Berhubung dari semua tanggapan peserta, kebanyakan menyinggung bagaimana menjalin hubungan dengan orang lain, maka dalam Belabar kali ini banyak dibahas tentang relationships. Relationships atau hubungan adalah pengalaman berinteraksi antara dua orang atau lebih. Jadi interaksi itu sendiri, belum merupakan suatu hubungan, perlu ada unsur pengalaman (yang dialami) di dalamnya.
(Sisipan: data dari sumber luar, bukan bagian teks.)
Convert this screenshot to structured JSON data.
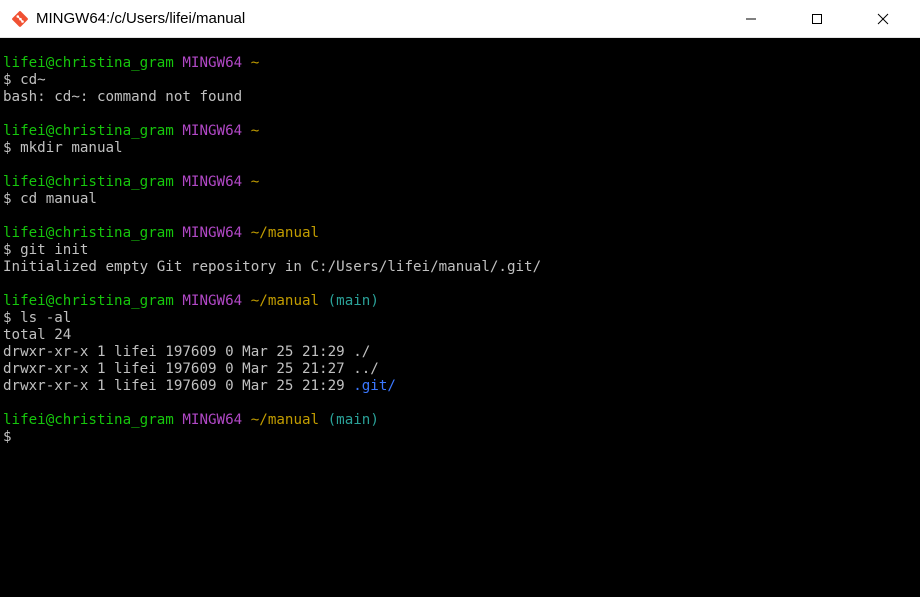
{
  "window": {
    "title": "MINGW64:/c/Users/lifei/manual",
    "minimize_icon": "minimize-icon",
    "maximize_icon": "maximize-icon",
    "close_icon": "close-icon",
    "app_icon": "git-diamond-icon"
  },
  "colors": {
    "prompt_user": "#16c60c",
    "prompt_shell": "#b148c6",
    "prompt_path": "#c19c00",
    "prompt_branch": "#2aa198",
    "dir_entry": "#3b78ff",
    "text": "#c0c0c0"
  },
  "terminal": {
    "p1_user": "lifei@christina_gram",
    "p1_shell": "MINGW64",
    "p1_path": "~",
    "cmd1": "$ cd~",
    "out1": "bash: cd~: command not found",
    "p2_user": "lifei@christina_gram",
    "p2_shell": "MINGW64",
    "p2_path": "~",
    "cmd2": "$ mkdir manual",
    "p3_user": "lifei@christina_gram",
    "p3_shell": "MINGW64",
    "p3_path": "~",
    "cmd3": "$ cd manual",
    "p4_user": "lifei@christina_gram",
    "p4_shell": "MINGW64",
    "p4_path": "~/manual",
    "cmd4": "$ git init",
    "out4": "Initialized empty Git repository in C:/Users/lifei/manual/.git/",
    "p5_user": "lifei@christina_gram",
    "p5_shell": "MINGW64",
    "p5_path": "~/manual",
    "p5_branch": "(main)",
    "cmd5": "$ ls -al",
    "out5_total": "total 24",
    "ls_rows": [
      {
        "meta": "drwxr-xr-x 1 lifei 197609 0 Mar 25 21:29",
        "name": "./"
      },
      {
        "meta": "drwxr-xr-x 1 lifei 197609 0 Mar 25 21:27",
        "name": "../"
      },
      {
        "meta": "drwxr-xr-x 1 lifei 197609 0 Mar 25 21:29",
        "name": ".git/"
      }
    ],
    "p6_user": "lifei@christina_gram",
    "p6_shell": "MINGW64",
    "p6_path": "~/manual",
    "p6_branch": "(main)",
    "cmd6": "$"
  }
}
Agar para peserta dapat menghayati hal yang ingin disampaikan, maka dilakukanlah roles plays. Dari roles plays, disimpulkan bahwa pada dasarnya jenis hubungan dapat dibagi menjadi tiga, yakni: 1. Kontrak yaitu hubungan yang saling menguntungkan. Hubungan ini bercirikan ingin mendapatkan sesuatu (we want to get something). Hubungan ini beresiko karena bila salah pihak timpang maka akan muncul rasa kecewa, sedih, dirugikan dan sebagainya. Jual-beli adalah termasuk hubungan yang bersifat kontrak; 2. Kongsi yaitu bersama-sama melakukan sesuatu untuk mencapai tujuan bersama. Hubungan ini bercirikan melakukan sesuatu (we do something); 3. Koneksi (Connect) yakni "just be" dimana dalam hubungan ini kita berani hadir bersama orang lain. Dalam hubungan ini, tak ada tendensi untuk mendapatkan sesuatu. We don't do anything. Namun kita berani hadir sepenuhnya. Umumnya kita merasa kita harus melakukan sesuatu. Sebagai contoh, saat menjenguk orang sakit, biasanya kita mengajukan bermacam-macam pertanyaan klasik yang mungkin malah menyulitkan atau membebani orang tersebut. Padahal yang dibutuhkan mungkin hanyalah kehadiran dan kebersamaan kita.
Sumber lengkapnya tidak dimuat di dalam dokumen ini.